Practice on turnout discs.
Sarah Edery-Altas, DPT, OCS, at the Harkness Center for Dance Injuries at NYU Langone Health, says the first thing she recommends for dancers struggling with rotation is turnout discs. “They’re pretty much an ideal therapist to practice maintaining your lower extremity and pelvic alignment while specifying those deep external rotators and then working within the confines of where you are that day.”
If you’re on a budget, make your own discs with a couple of towels or soft socks to get the same frictionless effect.
Take advantage of visualization.
The right image can help you activate the proper muscles. Find what works best for you.
Susan Jaffe recommends
her students at University of North Carolina School of the Arts imagine their thigh muscles wrapping around the bones, activating the muscles surrounding the hamstring insertion in particular. “If you’re not engaging that little one-inch space of the buns, right above the hamstring, then you can’t get to the top of your turnout,” she says.

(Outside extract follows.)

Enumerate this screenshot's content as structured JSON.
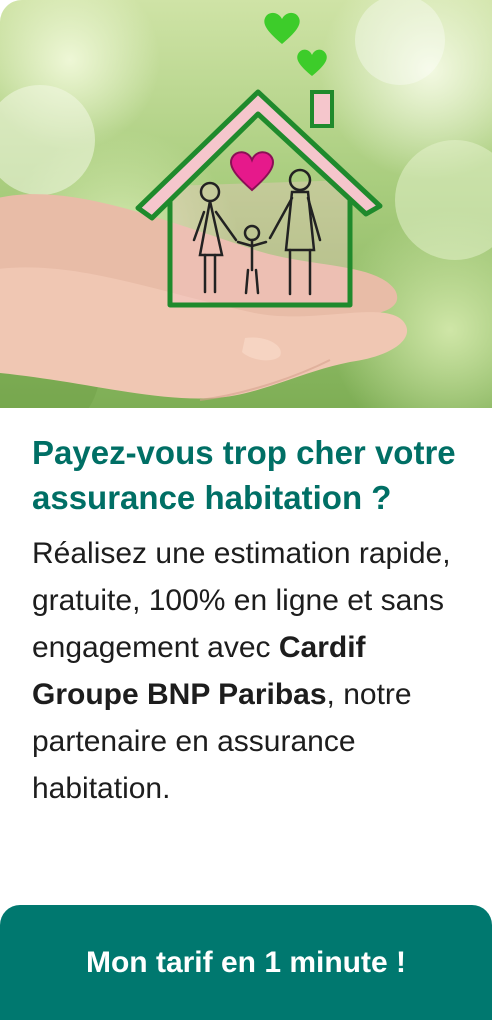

Master ballet teacher Ashley Tuttle suggests imagining that you’re turning on a faucet: “When you turn the knob, that’s how you want to turn your leg in your hip joint,” she says.
Engage the smaller, deeper muscles—not just the big ones.

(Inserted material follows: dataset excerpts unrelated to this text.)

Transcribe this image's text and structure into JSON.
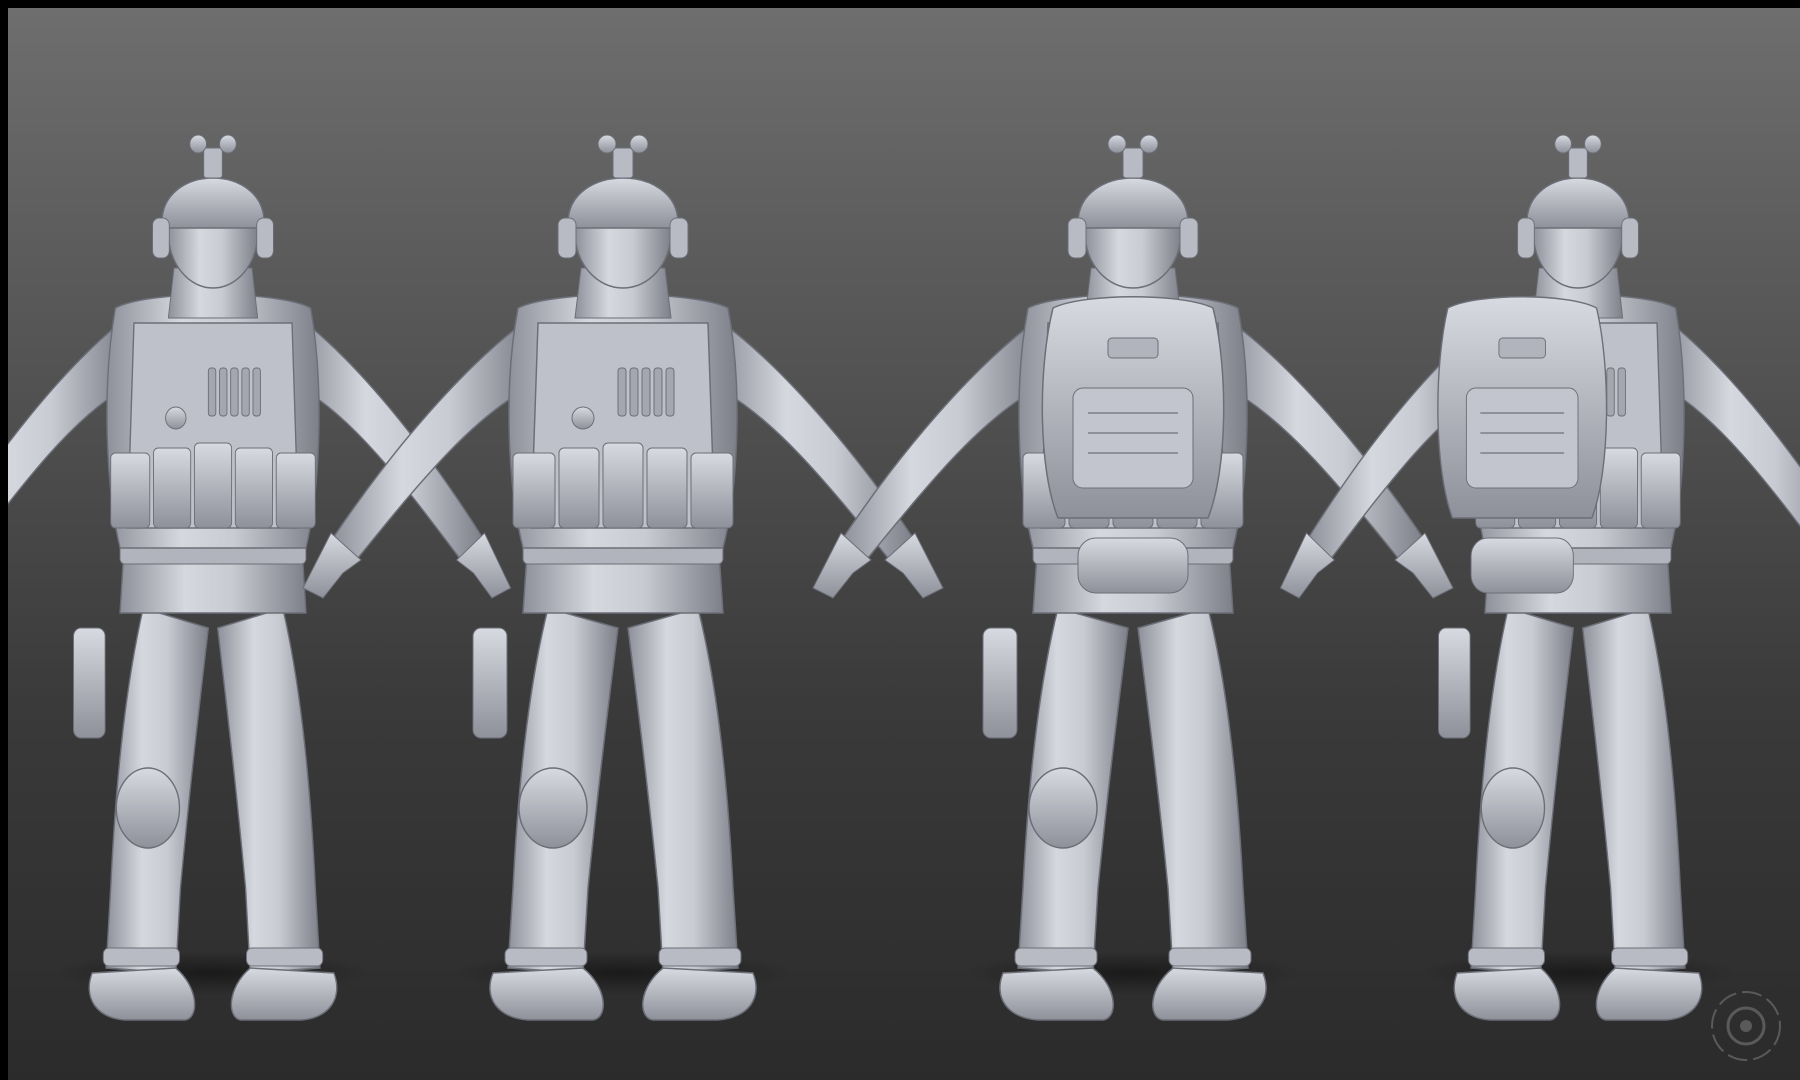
{
  "scene": {
    "subject": "soldier-3d-sculpt-turnaround",
    "views": [
      {
        "id": "three-quarter-front-left"
      },
      {
        "id": "front"
      },
      {
        "id": "back"
      },
      {
        "id": "three-quarter-back-right"
      }
    ],
    "colors": {
      "background_top": "#6e6e6e",
      "background_bottom": "#2b2b2b",
      "clay": "#c9cbd3",
      "clay_shadow": "#8e909a",
      "clay_dark": "#6c6e78",
      "frame": "#000000"
    }
  },
  "watermark": {
    "icon": "concentric-circles-logo-icon"
  }
}
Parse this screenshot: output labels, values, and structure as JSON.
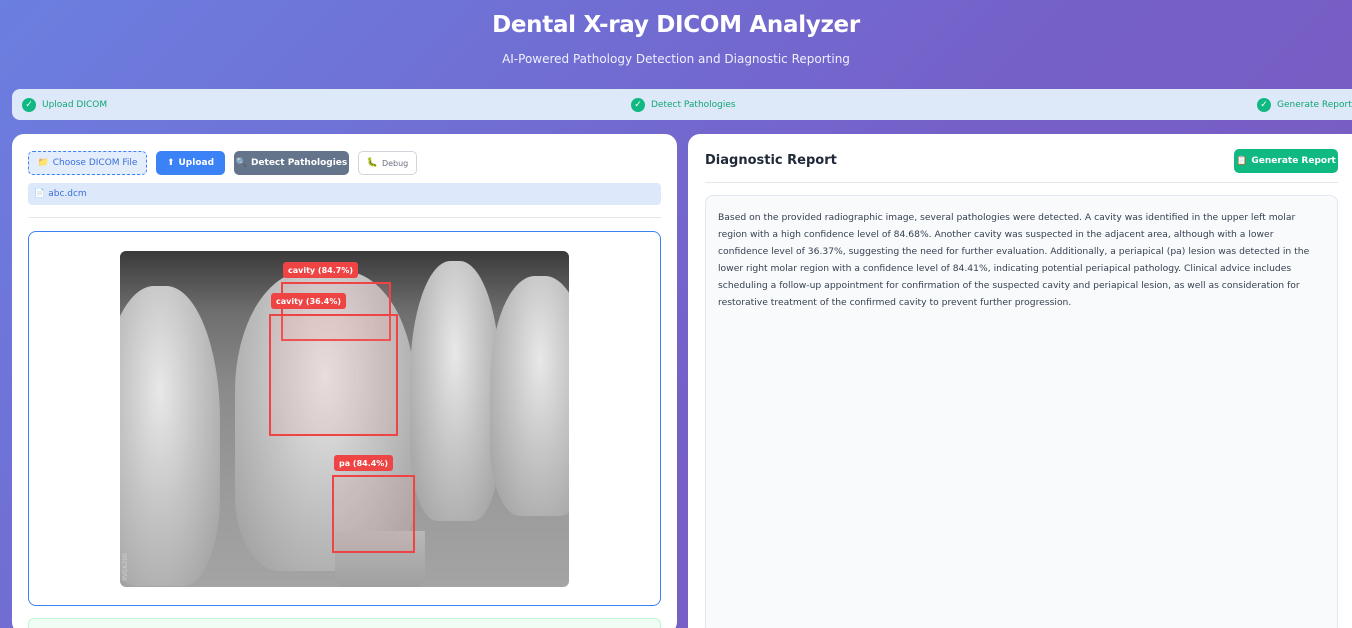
{
  "header": {
    "title": "Dental X-ray DICOM Analyzer",
    "subtitle": "AI-Powered Pathology Detection and Diagnostic Reporting"
  },
  "steps": [
    {
      "label": "Upload DICOM",
      "status": "complete"
    },
    {
      "label": "Detect Pathologies",
      "status": "complete"
    },
    {
      "label": "Generate Report",
      "status": "complete"
    }
  ],
  "toolbar": {
    "choose_label": "Choose DICOM File",
    "choose_icon": "folder-icon",
    "upload_label": "Upload",
    "upload_icon": "upload-icon",
    "detect_label": "Detect Pathologies",
    "detect_icon": "magnifier-icon",
    "debug_label": "Debug",
    "debug_icon": "bug-icon"
  },
  "file": {
    "name": "abc.dcm",
    "icon": "document-icon"
  },
  "viewer": {
    "image_watermark": "RVG6200",
    "detections": [
      {
        "label": "cavity (84.7%)",
        "class": "cavity",
        "confidence": 84.7
      },
      {
        "label": "cavity (36.4%)",
        "class": "cavity",
        "confidence": 36.4
      },
      {
        "label": "pa (84.4%)",
        "class": "pa",
        "confidence": 84.4
      }
    ]
  },
  "report": {
    "title": "Diagnostic Report",
    "generate_label": "Generate Report",
    "generate_icon": "clipboard-icon",
    "text": "Based on the provided radiographic image, several pathologies were detected. A cavity was identified in the upper left molar region with a high confidence level of 84.68%. Another cavity was suspected in the adjacent area, although with a lower confidence level of 36.37%, suggesting the need for further evaluation. Additionally, a periapical (pa) lesion was detected in the lower right molar region with a confidence level of 84.41%, indicating potential periapical pathology. Clinical advice includes scheduling a follow-up appointment for confirmation of the suspected cavity and periapical lesion, as well as consideration for restorative treatment of the confirmed cavity to prevent further progression."
  },
  "colors": {
    "primary": "#3b82f6",
    "success": "#10b981",
    "danger": "#ef4444",
    "secondary": "#64748b"
  }
}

Don’t just grip your glutes. “A lot of people think turnout comes from the butt,” says Molnar. “But the deep rotators are located more in the center of the body going outward towards the top of the greater trochanter. The bigger muscles—the buttocks, quads and hamstrings—are your moving muscles. But to correctly position your femur into the hip joint, the small, local muscles need to work.”
Remember rotation in motion, too.
We often think of turnout as something we do when standing in first or fifth position. But we need it for a lot more than that. “Some people put a huge emphasis on standing in turnout, but how often do we actually stand in fifth without moving?” Molnar says.

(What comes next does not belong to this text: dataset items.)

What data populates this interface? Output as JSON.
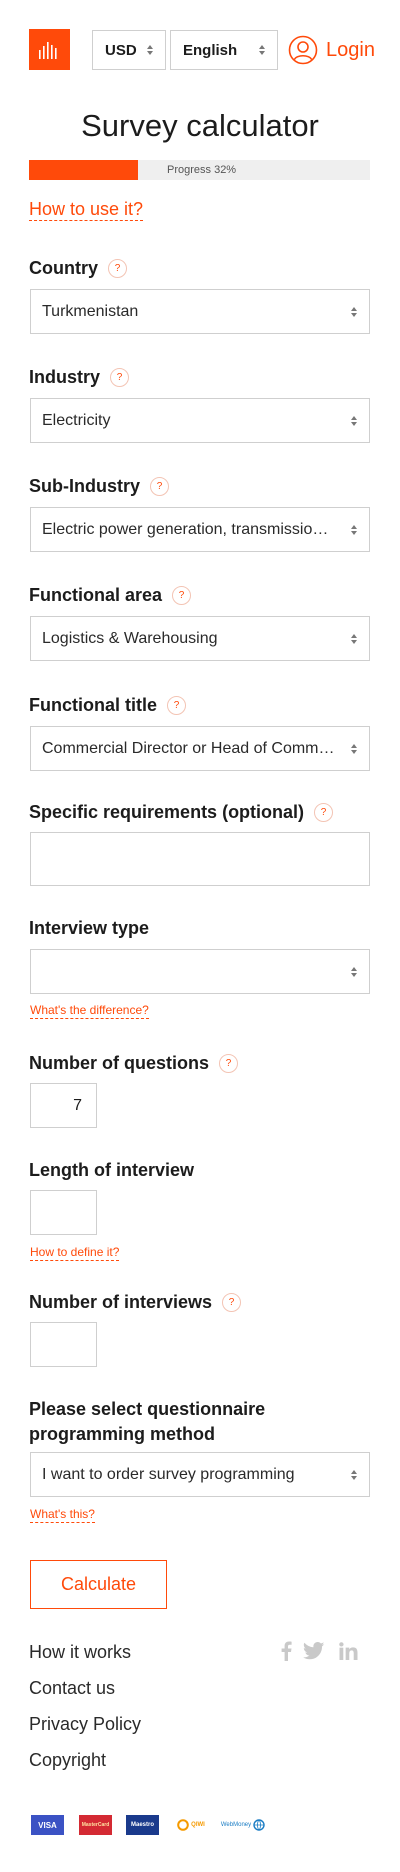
{
  "header": {
    "currency": "USD",
    "language": "English",
    "login_label": "Login"
  },
  "page_title": "Survey calculator",
  "progress": {
    "value_percent": 32,
    "label": "Progress 32%"
  },
  "how_to_use": "How to use it?",
  "form": {
    "country": {
      "label": "Country",
      "help": "?",
      "value": "Turkmenistan"
    },
    "industry": {
      "label": "Industry",
      "help": "?",
      "value": "Electricity"
    },
    "sub_industry": {
      "label": "Sub-Industry",
      "help": "?",
      "value": "Electric power generation, transmission and distribution"
    },
    "functional_area": {
      "label": "Functional area",
      "help": "?",
      "value": "Logistics & Warehousing"
    },
    "functional_title": {
      "label": "Functional title",
      "help": "?",
      "value": "Commercial Director or Head of Commercial"
    },
    "specific_requirements": {
      "label": "Specific requirements (optional)",
      "help": "?",
      "value": ""
    },
    "interview_type": {
      "label": "Interview type",
      "value": "",
      "link": "What's the difference?"
    },
    "number_of_questions": {
      "label": "Number of questions",
      "help": "?",
      "value": "7"
    },
    "length_of_interview": {
      "label": "Length of interview",
      "value": "",
      "link": "How to define it?"
    },
    "number_of_interviews": {
      "label": "Number of interviews",
      "help": "?",
      "value": ""
    },
    "programming_method": {
      "label_line1": "Please select questionnaire",
      "label_line2": "programming method",
      "value": "I want to order survey programming",
      "link": "What's this?"
    },
    "calculate_label": "Calculate"
  },
  "footer": {
    "links": [
      "How it works",
      "Contact us",
      "Privacy Policy",
      "Copyright"
    ],
    "social_icons": [
      "facebook-icon",
      "twitter-icon",
      "linkedin-icon"
    ],
    "payments": [
      "VISA",
      "MasterCard",
      "Maestro",
      "QIWI",
      "WebMoney"
    ]
  },
  "colors": {
    "accent": "#ff4a0a",
    "border": "#cfcfcf",
    "progress_track": "#efefef",
    "social_gray": "#c9c9c9"
  }
}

Practice everything from keeping your pelvis neutral to engaging the deep rotators while moving through motions like passé and développé. “Turning out is an activity, not a position,” says Irene Dowd, who teaches anatomy at The Juilliard School.
Hit record to spot your weaknesses.
Although a good teacher will let you know when you’re losing rotation, seeing it happen yourself can leave a lasting impression.
Film yourself
to see when you lose your turnout—maybe it’s right before a pirouette, or during petit allegro. Pinpoint your personal weak spots so you know when you’ll need to pay the most attention.
Don’t fall for the myth that you need perfect 180-degree turnout.
Torquing your knees and ankles to hit a perfect 180 can cause major damage: Kneecap subluxations, labral tears, strained ligaments, hip impingements and FHL trouble are only the start of a long list of issues that could shorten your dance career if you force your joints further than they’re supposed to go.
Bridget Quinn, MD, points out
that many ballet dancers don’t have perfect turnout anyway—yet they still have brilliant careers: “They dance,” she says, “and we never notice their turnout.” A study done at The Australian Ballet found no difference in the degrees of turnout between principals and corps members.
While better turnout can give you cleaner lines and help you achieve certain feats like high extensions, the biggest mistake of all would be letting your quest for 180 keep you from really dancing.